Next year marks Canada’s 150th Anniversary of confederation and this pivotal moment in Canadian history is sparking many conversations about Canada’s past 150 years. At TakingITGlobal, we believe there has been no better time than now to reflect on what we want Canada to look like in the next 150 years!
As a way to help stimulate these sorts of discussions, TakingITGlobal has been engaging youth through our Explore150 project. As our Executive Director, Jennifer Corriero explains, “The Explore150 project was launched with the aim of involving youth in transformative conversations about Canada’s past, present and future. We are leveraging the power of digital technology as a tool to connect youth to places of natural, cultural and historic importance, while recognizing that young people have the power to transform their communities”.
As many have said before, Canada is an incredible country and has made great social, political, and economic progress in the last 150 years, however, it is not without its shortcomings. As we draw closer to Canada’s 150th, and these discussions become more frequent, I’ve begun to ask myself a few questions relating to my own role in contributing to change in Canada. Questions such as, what does it mean to be Canadian? What shapes our cultural identity? And why is it important that we feel a connection to Canada as a whole?
Being part of projects like Explore150 highlight the importance of supporting youth in taking ownership over the issues that affect us most by fostering a stronger connection to our communities. What happens when we feel a sense of disconnection to the places in which we live, is that we begin to see problems that do not directly affect us as alien-- as disconnected from our own sense of being. We therefore, begin viewing the solutions in a way that is outside of our control or influence. At TakingITGlobal, we believe it is essential for youth to see themselves as directly involved in the cycle of creating change.
— Explore150 (@Explore150) February 24, 2016
So the real question is, how can we inspire youth to see themselves as a driving force for change in overcoming community issues locally, while also feeling connected as Canadians?
Educational learning experience can provide powerful pathways for youth to recognize their potential to take charge in creating change. Marilou McPhedran, a human rights advocate and professor at the University of Winnipeg, says, “Citizens and aspiring citizens of Canada need to appreciate their role in transforming promises on paper into realities as part taking action of their daily lives”. In many ways, we need to encourage students to go beyond the classroom and commit to change not in theory, but in practice.
In February, I had the opportunity to join Professor McPhedran as a guest speaker and facilitator in her human rights course at the University of Winnipeg, delivering an Explore150 workshop on defining and understanding your role in creating change in Canada.

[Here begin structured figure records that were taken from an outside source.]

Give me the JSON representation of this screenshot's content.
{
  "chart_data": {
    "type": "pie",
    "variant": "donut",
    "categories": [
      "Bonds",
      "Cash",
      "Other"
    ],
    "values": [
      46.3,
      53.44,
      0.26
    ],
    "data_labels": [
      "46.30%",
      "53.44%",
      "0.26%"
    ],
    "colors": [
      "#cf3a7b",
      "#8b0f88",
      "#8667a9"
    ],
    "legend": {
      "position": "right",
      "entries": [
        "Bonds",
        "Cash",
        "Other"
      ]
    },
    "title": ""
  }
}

Beginning with a discussion on what makes a leader, and mapping out how the students see change happen in their communities and around the world, many of them expressed viewing change as starting at the individual level-- with one person or a small group of people. I was able to draw upon examples from the World Economic Forum Young Global Leaders Field Guide that is filled with a range of vibrant illustrations and models of change.
Building off that discussion, I then asked the students to envision how they fit into their own theory of change.
I could quickly see that this was a bit more difficult.
What I realized is that it is often very difficult for anyone, but especially youth, to envision themselves as changemakers-- to really take-on and own the title. To wholeheartedly take responsibility for the change they would like to see happen in their own communities.
Of course, I think this needs to change and I believe that having more discussion surrounding deep reflection on Canada’s past, present, and ultimately future, is the best way of beginning this process.
When we start taking more time to discuss where we would like to see Canada in the next 150 years and we have youth taking the lead in these conversations, they can begin to see themselves in this vision of change. Through this dialogue they can determine where they want to go, but more importantly, how they are going to get there.
Change happens when we acknowledge that we are active agents of transformation.
I truly believe that many students walked away from the workshop critically thinking about how they can continue to create change in their own lives-- big or small.
Universities connecting with community organizations provide more opportunities to enhance, and really hone in on the idea of student and youth voice not only within the classroom, but in our broader communities. If we can work together to prove to these students that they are active agents of change, I believe incredible things will happen.